早上七点,我蹲在厨房水池边削土豆,刀刃贴着表皮转圈,金黄的碎屑扑簌簌掉进不锈钢盆。楼下的张奶奶又准时在窗台晾她那盆绿萝,水珠顺着叶子往下滴,正好砸中楼下停着的黑色轿车前盖。车主是刚搬来的年轻程序员,昨天还蹲在车边用棉布擦了半小时水渍,今天倒像没事人似的,抱着笔记本电脑钻进车里,车窗降下时飘出半句“这个bug必须今天解决”。
我端着削好的土豆往客厅走,路过玄关时瞥见鞋柜上摆着半盒没拆封的创可贴。那是上周小满摔破膝盖时买的,这丫头最近迷上轮滑,每天放学都要在小区空地滑两圈,护膝戴得歪歪扭扭,活像只笨拙的企鹅。昨天她滑到第三圈时突然刹不住车,直直撞上花坛边的冬青树,膝盖擦破一大块皮,哭得鼻涕泡都冒出来了,却死活不肯让我贴创可贴,说“轮滑选手不能有补丁”。
“妈,我鞋带散了!”小满的声音从阳台传来,混着洗衣机滚筒转动的嗡嗡声。我探头看见她踮着脚够晾衣杆,运动鞋的鞋带垂在半空晃荡。她今天穿了件淡紫色卫衣,后背印着卡通恐龙图案,是上周在夜市淘的,三十块钱还送了双同色系袜子。我走过去帮她系鞋带,她突然说:“今天放学能去小卖部买跳跳糖吗?王小胖说他昨天吃了,舌头会跳舞。”
下午四点半,我站在学校门口等小满。梧桐树的影子斜斜铺在柏油路上,几个低年级孩子举着彩色风车从身边跑过,风车转得快了,发出“哗啦哗啦”的声响。穿黄色连衣裙的小女孩摔了一跤,膝盖沾了灰,却没哭,自己爬起来拍了拍裙子,又举着风车继续跑。她的妈妈蹲在五米外举着手机录像,嘴里念叨:“我们宝宝真勇敢,等会儿发家庭群。”
小满出来时手里攥着张画,纸角卷得厉害,上面用蜡笔涂着歪歪扭扭的彩虹和太阳。“这是今天美术课画的,”她把画塞给我,“老师说我画得像抽象派。”我仔细看了看,太阳是绿色的,云朵是粉色的,彩虹有七种颜色但排列得毫无规律。小满突然指着远处喊:“那是王小胖!”我顺着她手指的方向看,穿蓝色运动服的男孩正蹲在花坛边,手里捏着包跳跳糖,舌头伸得老长,脸上沾着糖粒,像只偷吃蜂蜜的小熊。

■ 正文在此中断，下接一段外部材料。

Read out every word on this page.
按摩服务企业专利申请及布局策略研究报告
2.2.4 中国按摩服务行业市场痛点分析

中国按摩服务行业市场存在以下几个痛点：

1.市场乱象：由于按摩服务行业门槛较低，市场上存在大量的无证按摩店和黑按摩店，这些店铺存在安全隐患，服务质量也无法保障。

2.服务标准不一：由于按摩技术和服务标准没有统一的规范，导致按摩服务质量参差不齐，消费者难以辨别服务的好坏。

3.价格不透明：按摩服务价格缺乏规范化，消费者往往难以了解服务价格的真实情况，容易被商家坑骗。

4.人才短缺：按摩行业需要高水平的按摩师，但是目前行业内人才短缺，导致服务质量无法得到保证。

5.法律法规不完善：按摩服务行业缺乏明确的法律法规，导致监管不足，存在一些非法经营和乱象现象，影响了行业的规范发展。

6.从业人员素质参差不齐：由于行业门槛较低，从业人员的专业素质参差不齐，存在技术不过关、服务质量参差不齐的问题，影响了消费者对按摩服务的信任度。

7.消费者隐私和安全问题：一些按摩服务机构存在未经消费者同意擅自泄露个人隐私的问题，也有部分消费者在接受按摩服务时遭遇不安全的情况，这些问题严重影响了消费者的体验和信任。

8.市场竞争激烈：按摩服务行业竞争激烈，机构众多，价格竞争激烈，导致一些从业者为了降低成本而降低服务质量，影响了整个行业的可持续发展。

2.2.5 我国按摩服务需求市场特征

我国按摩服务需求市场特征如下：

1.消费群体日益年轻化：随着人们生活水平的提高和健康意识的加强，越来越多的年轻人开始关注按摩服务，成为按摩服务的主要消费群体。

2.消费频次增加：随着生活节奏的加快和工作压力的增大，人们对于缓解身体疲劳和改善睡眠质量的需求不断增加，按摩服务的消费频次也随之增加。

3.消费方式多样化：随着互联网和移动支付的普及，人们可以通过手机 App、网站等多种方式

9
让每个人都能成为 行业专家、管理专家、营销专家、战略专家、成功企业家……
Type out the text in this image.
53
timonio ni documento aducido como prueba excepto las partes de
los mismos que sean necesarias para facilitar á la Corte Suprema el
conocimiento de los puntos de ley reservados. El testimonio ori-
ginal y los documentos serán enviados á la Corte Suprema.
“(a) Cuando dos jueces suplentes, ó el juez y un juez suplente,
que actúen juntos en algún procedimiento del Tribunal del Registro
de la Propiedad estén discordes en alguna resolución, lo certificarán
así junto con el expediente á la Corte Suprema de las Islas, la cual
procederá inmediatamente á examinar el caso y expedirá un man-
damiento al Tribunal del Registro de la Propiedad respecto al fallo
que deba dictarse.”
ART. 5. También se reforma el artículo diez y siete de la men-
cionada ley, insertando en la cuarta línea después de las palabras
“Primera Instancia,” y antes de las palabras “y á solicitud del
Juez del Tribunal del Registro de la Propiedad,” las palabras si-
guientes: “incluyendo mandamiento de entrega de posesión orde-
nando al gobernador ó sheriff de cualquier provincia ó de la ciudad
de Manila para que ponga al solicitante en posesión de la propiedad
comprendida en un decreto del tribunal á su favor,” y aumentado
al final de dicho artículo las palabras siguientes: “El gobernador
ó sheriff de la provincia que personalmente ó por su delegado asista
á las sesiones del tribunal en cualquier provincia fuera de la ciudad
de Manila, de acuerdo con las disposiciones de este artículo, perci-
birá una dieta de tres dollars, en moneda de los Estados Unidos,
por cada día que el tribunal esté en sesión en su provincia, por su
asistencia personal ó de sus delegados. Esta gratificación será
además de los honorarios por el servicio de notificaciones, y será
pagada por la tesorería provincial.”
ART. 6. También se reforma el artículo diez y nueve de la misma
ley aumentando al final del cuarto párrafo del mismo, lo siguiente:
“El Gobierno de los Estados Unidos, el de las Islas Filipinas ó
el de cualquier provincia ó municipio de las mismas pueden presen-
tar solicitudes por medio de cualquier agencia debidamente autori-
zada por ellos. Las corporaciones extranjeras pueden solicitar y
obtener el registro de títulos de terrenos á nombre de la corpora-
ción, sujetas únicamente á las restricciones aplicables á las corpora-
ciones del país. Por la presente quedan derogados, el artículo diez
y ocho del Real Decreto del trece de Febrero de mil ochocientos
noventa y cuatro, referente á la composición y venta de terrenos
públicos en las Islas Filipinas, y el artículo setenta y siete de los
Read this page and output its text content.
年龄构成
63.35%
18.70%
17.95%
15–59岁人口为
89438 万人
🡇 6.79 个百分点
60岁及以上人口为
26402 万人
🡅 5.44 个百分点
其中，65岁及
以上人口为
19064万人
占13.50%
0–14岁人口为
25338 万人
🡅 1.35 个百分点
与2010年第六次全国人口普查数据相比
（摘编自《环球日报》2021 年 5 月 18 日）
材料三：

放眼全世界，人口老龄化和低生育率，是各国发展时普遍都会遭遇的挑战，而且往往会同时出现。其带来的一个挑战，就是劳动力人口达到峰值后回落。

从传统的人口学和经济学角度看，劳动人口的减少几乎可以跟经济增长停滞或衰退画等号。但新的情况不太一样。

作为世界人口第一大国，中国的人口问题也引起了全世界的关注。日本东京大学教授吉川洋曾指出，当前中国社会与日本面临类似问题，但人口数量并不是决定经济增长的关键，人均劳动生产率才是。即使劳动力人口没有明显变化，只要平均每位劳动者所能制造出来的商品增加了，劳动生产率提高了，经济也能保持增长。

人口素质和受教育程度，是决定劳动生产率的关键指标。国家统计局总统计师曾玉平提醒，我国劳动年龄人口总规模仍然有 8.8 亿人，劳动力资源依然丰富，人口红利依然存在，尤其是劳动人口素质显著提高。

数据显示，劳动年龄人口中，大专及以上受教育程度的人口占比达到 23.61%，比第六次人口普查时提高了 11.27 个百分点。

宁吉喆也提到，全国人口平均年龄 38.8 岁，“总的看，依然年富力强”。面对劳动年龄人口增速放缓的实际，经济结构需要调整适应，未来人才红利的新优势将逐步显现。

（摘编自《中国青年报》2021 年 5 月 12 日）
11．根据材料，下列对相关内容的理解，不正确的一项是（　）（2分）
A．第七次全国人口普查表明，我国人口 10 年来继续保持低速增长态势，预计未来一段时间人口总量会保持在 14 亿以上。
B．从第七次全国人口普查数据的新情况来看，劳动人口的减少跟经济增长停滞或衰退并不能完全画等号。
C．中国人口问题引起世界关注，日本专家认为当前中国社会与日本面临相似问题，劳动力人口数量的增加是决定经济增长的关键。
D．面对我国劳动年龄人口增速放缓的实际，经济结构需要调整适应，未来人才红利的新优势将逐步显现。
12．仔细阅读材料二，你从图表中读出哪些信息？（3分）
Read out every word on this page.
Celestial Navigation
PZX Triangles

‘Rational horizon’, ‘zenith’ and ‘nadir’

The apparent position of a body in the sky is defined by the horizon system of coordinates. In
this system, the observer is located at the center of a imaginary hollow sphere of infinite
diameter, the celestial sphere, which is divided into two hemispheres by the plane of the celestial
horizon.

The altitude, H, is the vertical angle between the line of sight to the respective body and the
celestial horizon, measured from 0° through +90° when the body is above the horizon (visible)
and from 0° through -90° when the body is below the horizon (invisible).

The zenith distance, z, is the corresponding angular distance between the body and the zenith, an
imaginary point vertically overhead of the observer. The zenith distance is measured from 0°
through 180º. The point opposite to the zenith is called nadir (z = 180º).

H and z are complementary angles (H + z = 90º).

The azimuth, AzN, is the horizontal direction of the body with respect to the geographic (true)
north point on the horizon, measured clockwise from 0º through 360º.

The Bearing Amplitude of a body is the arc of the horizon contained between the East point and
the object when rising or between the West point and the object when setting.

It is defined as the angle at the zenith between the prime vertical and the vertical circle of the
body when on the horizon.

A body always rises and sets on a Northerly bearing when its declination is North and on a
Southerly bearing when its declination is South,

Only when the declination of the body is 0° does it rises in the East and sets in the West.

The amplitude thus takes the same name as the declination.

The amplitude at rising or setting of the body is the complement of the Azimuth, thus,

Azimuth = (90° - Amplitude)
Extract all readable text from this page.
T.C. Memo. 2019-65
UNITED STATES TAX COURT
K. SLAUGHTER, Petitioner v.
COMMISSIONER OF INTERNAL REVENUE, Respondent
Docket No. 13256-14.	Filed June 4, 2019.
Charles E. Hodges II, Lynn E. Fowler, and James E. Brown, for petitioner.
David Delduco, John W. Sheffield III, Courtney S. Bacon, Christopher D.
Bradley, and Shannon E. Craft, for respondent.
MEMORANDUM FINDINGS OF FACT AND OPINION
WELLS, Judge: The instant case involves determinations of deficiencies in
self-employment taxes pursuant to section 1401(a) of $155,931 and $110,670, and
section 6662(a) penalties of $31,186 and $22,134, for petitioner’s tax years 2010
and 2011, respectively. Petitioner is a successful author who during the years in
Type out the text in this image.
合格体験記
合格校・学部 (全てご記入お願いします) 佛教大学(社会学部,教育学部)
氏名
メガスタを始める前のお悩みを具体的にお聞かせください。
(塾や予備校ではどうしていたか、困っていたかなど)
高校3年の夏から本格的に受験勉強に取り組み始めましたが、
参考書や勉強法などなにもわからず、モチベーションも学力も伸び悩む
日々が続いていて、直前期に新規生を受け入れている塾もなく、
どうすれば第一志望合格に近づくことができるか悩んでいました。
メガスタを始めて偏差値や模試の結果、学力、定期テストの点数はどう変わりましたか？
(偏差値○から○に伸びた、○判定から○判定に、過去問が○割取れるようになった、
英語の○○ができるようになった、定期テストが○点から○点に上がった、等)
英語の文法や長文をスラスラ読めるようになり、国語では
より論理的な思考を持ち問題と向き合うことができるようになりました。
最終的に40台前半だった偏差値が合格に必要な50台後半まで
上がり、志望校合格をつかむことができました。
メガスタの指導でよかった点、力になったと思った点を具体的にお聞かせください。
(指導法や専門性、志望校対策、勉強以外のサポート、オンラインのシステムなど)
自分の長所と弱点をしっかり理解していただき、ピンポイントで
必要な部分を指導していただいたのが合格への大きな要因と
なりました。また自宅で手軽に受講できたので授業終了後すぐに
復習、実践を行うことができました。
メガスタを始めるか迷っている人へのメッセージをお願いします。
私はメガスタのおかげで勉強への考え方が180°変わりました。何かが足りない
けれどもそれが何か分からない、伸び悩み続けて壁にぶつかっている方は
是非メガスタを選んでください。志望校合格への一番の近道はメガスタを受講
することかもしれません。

晚上七点,厨房飘着红烧排骨的香味。小满趴在餐桌上写作业,铅笔尖在纸上沙沙作响,偶尔停下来咬笔帽。我走过去抽走她嘴里的笔,她抬头冲我笑,露出缺了颗的门牙:“妈,你说恐龙真的灭绝了吗?王小胖说他在公园捡到过恐龙化石。”我盛了碗汤放在她面前:“先喝汤,等会儿再讨论恐龙。”她端起碗吹了吹,突然说:“今天轮滑课教练教我们怎么摔才不会疼,要先蹲下,再侧着倒,像这样——”她说着就往地上蹲,吓得我赶紧伸手扶她:“地上凉,别真摔!”
九点,小满的房间亮着暖黄色的台灯。她蜷在被窝里,手里捧着本《恐龙百科》,头发散在枕头上,像团毛茸茸的云。我轻轻关上门,听见她在里面小声念:“三角龙的角最长能长到一米……”走廊的灯还亮着,墙上的挂钟指向九点十分,窗外的月光透过纱帘洒进来,在地板上铺了层薄薄的银霜。